L’espérance peut-elle mourir sous le poids trop lourd du réel ?

Les rééducations commencent – kiné, psychomotricienne, orthophoniste –, leur régularité sera exemplaire, y compris pendant grèves et vacances (il y en eu pas mal). Je vaccine et parle à cet étrange bébé, mes collègues pèsent et mesurent, prennent du temps pour faire jouer la grande sœur, trop sage, qui accompagne la maman.

Un autre bébé s’annonce, elle choisit de ne pas le garder. Tristesse.

L’espérance la plus forte peut mettre un genou en terre.

Et Tharushika grandit. A 1 an ½ elle saisit presque un jouet, à 2 ans on peut l’aider à s’asseoir. Elle grandit et grossit, très en dessous de toutes les courbes mais elle grandit et grossit… Nous la voyons moins. Le suivi se poursuit, à la maison et dans les services spécialisés qui nous envoient des courriers réguliers.

Je la revois une dernière fois en septembre 2019, elle a presque 3 ans. En fait, je vois sa petite sœur car un autre bébé est arrivé, l’aînée vient d’entrer au CP. Et Tharushika est là, debout, cramponnée à la chaise de sa maman qui la regarde encore et toujours avec cette douce et tendre admiration. J’explique que je pars à la retraite, elle comprend mieux le français mais parle peu, nous échangeons un long regard d’amitié et d’Espérance, elle sourit.

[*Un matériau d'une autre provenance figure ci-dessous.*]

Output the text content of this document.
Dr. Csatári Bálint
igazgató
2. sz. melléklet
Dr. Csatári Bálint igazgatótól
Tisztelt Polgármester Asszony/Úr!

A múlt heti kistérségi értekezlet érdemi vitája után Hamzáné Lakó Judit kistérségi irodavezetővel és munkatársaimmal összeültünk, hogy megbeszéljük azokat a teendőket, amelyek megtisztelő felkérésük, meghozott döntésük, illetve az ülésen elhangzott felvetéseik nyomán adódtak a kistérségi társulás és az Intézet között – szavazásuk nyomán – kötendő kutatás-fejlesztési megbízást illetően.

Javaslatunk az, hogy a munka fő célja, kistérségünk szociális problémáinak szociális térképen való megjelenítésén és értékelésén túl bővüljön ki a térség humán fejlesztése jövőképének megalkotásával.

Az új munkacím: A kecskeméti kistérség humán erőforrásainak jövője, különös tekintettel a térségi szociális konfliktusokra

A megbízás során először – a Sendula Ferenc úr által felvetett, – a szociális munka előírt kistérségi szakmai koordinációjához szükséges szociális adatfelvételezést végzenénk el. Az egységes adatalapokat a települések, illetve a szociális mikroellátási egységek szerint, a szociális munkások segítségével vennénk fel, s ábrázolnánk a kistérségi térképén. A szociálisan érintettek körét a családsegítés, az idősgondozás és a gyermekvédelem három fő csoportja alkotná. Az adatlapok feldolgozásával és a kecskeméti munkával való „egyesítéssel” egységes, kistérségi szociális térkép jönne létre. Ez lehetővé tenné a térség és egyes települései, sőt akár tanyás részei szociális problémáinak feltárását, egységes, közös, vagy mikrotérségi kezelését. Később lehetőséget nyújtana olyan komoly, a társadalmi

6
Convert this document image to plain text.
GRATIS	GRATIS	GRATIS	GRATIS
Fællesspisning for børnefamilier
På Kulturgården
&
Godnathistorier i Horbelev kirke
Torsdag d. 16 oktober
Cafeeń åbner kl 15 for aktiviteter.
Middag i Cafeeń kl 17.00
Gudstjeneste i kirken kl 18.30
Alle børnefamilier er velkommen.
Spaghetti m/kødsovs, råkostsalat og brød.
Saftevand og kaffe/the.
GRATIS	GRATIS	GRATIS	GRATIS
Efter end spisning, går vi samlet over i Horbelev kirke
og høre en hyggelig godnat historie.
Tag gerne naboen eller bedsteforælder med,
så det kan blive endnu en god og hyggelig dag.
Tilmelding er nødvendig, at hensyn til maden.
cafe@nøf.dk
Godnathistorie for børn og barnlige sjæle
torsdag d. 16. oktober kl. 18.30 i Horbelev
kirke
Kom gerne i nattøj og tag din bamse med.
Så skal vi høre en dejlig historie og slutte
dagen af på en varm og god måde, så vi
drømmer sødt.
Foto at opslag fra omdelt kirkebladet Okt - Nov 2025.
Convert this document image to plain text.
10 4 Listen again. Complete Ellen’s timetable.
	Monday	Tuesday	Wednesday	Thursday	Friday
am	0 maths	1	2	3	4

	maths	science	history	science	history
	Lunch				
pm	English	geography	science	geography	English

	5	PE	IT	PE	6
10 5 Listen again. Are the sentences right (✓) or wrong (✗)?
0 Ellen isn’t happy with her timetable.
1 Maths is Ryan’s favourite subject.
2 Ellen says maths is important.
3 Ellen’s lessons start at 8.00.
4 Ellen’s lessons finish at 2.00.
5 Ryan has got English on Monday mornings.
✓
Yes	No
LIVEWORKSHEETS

Tel fut mon professeur. Péguy parle si bien de la petite fille Espérance née un soir de Noël. Je crois pour ma part avoir croisé la femme Espérance, petite femme étrangère et tenace. Je n’ai jamais bien su sa religion, nous avions trop peu de mots communs, mais je la vois dans la lumière de Pâques, elle avance et ses enfants marchent avec elle.